Esse episódio se mostrou com um timing melhor que o
anterior, refletindo no humor do episódio, que aqui soa mais solto – inclusive,
Usagi está com uma animação elástica ressaltando suas feições de humor pastelão,
o que lhe garante um ar mais natural e adequado às suas reações extravagantes
[por outro lado, a animação está mais inconstante, resultado da terceirização
promovida por Toei, que veio com muitos animadores, mas em sua grande maioria
de estúdios menores. A tendência é quanto mais mãos mexendo, menos sólido fica].
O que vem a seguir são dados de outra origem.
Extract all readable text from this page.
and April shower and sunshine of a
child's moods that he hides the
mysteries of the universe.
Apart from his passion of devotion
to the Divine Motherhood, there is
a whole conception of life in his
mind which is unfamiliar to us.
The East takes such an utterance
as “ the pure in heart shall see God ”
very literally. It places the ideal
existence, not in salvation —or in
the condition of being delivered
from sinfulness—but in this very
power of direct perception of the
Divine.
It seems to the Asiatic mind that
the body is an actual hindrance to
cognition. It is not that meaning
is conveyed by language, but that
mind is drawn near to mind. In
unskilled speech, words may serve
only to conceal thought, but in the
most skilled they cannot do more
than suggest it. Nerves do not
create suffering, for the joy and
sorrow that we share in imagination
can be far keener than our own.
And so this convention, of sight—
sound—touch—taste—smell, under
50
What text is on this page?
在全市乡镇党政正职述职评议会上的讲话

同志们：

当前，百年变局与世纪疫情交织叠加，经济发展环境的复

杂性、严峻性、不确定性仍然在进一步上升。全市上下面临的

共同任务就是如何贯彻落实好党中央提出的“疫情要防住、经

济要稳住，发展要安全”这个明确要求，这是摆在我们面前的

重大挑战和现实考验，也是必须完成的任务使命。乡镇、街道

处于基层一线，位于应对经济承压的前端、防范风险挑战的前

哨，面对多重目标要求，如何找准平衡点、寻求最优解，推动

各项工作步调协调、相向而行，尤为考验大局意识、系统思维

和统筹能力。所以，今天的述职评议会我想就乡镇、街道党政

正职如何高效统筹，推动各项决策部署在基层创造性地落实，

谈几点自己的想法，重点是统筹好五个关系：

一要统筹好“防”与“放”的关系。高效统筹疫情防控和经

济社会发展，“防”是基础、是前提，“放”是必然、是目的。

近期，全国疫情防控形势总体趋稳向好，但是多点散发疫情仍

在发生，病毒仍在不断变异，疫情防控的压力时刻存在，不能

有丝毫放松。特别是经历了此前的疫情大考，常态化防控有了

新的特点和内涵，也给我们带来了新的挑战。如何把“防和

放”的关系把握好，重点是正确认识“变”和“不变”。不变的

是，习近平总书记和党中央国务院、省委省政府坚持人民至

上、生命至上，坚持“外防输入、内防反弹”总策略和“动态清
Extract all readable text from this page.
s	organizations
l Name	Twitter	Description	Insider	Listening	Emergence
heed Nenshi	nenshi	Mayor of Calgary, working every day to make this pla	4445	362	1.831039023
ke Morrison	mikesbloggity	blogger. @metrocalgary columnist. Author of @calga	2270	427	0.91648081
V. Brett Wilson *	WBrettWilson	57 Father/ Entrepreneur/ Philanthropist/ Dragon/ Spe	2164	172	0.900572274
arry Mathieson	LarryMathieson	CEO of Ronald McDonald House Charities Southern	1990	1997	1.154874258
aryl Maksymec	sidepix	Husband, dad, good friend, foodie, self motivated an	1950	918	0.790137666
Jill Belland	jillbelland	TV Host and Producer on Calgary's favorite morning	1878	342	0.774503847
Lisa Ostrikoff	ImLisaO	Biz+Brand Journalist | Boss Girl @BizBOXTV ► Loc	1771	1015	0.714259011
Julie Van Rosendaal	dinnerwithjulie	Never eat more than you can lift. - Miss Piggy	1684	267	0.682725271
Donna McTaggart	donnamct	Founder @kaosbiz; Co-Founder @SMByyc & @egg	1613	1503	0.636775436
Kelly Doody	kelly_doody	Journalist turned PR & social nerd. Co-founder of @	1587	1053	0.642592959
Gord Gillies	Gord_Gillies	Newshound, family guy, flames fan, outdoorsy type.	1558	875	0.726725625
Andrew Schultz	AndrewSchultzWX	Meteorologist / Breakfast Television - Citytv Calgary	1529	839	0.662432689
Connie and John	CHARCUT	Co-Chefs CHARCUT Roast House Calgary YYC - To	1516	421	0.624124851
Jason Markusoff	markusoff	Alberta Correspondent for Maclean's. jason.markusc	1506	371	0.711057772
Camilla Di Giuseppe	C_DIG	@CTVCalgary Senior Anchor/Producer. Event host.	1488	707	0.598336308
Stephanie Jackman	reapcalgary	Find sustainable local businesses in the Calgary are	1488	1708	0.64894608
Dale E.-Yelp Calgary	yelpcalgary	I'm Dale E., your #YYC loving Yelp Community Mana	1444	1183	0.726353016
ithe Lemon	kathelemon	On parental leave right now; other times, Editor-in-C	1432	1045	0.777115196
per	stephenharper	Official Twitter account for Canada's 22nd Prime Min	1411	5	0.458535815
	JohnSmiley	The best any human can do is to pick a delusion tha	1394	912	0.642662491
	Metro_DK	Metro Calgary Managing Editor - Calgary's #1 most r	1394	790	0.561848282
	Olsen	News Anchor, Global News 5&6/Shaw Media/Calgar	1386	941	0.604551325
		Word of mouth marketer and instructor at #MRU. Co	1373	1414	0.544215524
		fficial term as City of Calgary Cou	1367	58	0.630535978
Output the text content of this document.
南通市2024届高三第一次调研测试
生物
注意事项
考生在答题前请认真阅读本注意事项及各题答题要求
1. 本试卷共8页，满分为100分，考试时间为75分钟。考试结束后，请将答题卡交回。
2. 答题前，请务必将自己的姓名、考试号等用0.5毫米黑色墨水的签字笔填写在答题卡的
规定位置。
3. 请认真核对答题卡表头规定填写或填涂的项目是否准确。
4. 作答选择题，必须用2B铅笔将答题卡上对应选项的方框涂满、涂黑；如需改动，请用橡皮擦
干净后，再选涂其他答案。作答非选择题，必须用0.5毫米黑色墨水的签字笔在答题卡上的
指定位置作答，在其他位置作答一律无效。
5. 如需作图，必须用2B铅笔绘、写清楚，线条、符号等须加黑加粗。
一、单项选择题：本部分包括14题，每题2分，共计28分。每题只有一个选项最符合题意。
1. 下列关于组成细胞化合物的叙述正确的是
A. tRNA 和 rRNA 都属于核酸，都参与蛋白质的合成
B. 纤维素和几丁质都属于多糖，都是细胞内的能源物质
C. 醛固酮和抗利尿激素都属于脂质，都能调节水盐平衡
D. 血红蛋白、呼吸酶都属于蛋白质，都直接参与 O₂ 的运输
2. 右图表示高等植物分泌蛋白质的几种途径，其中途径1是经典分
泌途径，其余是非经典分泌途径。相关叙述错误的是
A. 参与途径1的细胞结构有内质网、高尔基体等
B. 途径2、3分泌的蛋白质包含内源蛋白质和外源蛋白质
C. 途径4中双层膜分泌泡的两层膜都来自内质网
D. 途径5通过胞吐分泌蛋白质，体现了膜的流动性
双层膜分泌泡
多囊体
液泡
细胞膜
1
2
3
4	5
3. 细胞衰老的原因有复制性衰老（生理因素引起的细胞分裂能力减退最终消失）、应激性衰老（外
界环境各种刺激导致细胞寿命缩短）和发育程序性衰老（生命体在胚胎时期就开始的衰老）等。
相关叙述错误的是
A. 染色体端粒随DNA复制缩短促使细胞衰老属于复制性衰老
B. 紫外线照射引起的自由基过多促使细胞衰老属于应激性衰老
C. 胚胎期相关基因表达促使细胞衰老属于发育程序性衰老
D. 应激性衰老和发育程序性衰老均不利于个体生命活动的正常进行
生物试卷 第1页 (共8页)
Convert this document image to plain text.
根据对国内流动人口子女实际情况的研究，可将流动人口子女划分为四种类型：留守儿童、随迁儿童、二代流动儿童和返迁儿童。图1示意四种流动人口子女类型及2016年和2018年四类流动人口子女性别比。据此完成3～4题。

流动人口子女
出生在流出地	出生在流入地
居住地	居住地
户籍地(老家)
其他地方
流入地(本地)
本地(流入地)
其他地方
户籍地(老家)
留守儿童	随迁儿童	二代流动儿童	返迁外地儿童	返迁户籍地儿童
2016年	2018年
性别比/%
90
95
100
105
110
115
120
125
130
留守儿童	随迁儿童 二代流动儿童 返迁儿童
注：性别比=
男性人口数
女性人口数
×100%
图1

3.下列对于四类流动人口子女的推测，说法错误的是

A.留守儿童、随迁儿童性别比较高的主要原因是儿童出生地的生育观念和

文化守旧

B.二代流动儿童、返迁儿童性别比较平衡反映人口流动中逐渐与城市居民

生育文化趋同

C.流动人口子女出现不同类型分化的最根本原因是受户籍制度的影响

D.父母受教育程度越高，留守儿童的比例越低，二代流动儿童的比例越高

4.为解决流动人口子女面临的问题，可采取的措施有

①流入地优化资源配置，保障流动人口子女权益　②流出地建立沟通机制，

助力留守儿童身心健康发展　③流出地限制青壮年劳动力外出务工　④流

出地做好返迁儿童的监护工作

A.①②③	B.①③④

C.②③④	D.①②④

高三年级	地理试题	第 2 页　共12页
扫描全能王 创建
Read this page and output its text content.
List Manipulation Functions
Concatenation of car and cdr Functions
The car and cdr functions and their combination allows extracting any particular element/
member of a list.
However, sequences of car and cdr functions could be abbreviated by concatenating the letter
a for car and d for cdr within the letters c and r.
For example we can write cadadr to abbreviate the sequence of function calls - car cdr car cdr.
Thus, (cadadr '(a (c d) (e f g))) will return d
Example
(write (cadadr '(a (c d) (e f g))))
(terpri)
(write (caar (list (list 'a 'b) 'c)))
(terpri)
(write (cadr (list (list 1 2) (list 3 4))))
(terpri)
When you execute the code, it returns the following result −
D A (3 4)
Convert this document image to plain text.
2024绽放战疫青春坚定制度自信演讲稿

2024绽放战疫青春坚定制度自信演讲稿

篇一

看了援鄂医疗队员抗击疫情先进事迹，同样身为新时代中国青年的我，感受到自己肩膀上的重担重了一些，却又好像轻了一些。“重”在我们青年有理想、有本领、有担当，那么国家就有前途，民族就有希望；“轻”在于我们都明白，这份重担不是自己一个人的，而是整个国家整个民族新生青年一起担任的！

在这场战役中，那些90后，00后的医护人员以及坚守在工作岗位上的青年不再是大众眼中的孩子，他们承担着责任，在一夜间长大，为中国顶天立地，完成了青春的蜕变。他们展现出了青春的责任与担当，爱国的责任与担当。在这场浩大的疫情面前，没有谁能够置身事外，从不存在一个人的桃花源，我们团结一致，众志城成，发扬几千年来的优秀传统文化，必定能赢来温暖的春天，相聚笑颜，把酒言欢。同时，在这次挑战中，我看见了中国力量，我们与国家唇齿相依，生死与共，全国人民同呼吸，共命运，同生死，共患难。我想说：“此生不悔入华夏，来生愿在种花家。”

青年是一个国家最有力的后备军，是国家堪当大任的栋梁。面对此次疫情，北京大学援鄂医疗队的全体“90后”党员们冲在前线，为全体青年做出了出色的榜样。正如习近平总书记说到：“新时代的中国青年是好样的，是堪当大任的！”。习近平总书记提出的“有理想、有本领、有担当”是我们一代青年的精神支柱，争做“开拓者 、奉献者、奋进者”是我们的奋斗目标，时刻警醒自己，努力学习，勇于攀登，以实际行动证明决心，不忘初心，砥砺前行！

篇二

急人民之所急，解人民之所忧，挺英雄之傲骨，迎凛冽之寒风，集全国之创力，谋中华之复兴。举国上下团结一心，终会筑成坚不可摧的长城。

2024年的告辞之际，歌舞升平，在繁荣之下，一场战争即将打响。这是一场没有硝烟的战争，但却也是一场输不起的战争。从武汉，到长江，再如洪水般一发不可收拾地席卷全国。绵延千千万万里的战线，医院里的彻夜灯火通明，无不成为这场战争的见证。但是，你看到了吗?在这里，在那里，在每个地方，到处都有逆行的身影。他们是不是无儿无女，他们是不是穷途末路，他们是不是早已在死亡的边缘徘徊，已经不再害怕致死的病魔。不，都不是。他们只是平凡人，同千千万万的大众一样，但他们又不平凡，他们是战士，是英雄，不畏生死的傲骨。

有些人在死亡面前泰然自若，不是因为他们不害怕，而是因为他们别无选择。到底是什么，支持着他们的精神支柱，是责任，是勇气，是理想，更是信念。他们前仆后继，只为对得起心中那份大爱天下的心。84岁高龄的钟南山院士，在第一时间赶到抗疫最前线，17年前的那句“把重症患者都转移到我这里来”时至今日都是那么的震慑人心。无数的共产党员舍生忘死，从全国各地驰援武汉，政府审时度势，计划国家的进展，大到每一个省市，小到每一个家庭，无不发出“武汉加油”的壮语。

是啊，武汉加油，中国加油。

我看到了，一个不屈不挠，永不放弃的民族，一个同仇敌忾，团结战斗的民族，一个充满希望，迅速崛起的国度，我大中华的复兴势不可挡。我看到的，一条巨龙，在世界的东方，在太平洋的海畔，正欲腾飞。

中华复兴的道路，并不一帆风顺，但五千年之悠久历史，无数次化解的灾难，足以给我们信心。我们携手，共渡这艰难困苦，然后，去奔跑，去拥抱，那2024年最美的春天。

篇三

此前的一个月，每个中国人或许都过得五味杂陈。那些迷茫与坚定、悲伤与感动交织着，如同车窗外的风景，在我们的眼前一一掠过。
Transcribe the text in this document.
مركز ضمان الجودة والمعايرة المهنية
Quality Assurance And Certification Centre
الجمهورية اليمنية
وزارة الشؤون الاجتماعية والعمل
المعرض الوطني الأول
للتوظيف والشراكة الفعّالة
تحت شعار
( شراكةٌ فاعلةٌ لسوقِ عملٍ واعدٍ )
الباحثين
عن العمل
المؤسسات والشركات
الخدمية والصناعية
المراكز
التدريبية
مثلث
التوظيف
Mas o episódio também deve muito à presença da Ami. Não acho
que a Usagi da nova versão [ainda] tenha carisma suficiente para segurar um
episódio sozinha, e a sua dinâmica com a Ami consegue despertar tanto empatia
quanto boas situações. Quem nunca teve um amigo como a Ami Mizuno? Até mesmo é
ou foi como Ami. Gentil, tímida, comportada, CDF, leal aos amigos, mas
extremamente insegura na forma como se portar com os demais. Há quem vá dizer
que Ami é tudo o que Usagi não é, e embora haja exagero na afirmação [Usagi
também é leal e sabe ser gentil à sua maneira], é verdade que elas são o
reflexo oposto uma da outra. Nunca parei pra pensar neste paralelismo, mas
enquanto assistia ao episódio fiquei me perguntando o porquê de Ami ser a
primeira Sailor e amiga de Usagi a ser introduzida. Quando você pensa no
assunto, se torna obvio o quanto elas se contrastam de uma forma positiva (a mãe da Usagi diria que é um contraste
negativo, heh).
Ami retrata em como amigos podem transformar completamente a
realidade em nossa volta. Você às vezes quer conversar, criar laços de amizade,
mas não tem traquejo para isto. Pra piorar, as pessoas acabam pré-moldando uma
imagem sua, tirando conclusões precipitadas, o que torna sua tarefa de chegar
nos outros [ou que cheguem até você] ainda mais complicada. Mas então surge esse
amigo simpático, comunicativo e meio bobo, se torna seu amigo e te insere em um
grupo maior de amizade. Afinal, uma pessoa pode ter dificuldade de romper uma
muralha social, mas consegue se soltar plenamente num ambiente seguro de
familiaridade. Usagi nos mostra a importância de uma figura centralizadora em
um grupo de amizade. É aquela pessoa que instintivamente mantém o grupo unido,
que tem um poder natural de atração que faz com que as pessoas se relacionem
fácil e queiram estar em sua companhia, por ser alguém acessível e bem
humorado. Usagi é este sol.
Aliás, o contraste entre as duas se estende muito além. Ami é
o estereotipo de estudante gênio, pessoa que serve de modelo comportamental
para os demais. Seus hábitos compulsivos por estudos e a diversidade de
personagens com diferentes perspectivas escolares refletem diretamente o sistema de educação do Japão da época e que atualmente passa por uma reestruturação. Assunto comentado no livro Warriors of Legend: Reflections of Japan in Sailor Moon, que traz reflexões interessantes sobre o assunto. Vejamos a seguir.
O anime clássico aproveita essa perceptiva captura pela
autora da realidade do sistema de ensino para tecer um comentário social,
exatamente no episódio em que Ami é introduzida como uma nova Sailor.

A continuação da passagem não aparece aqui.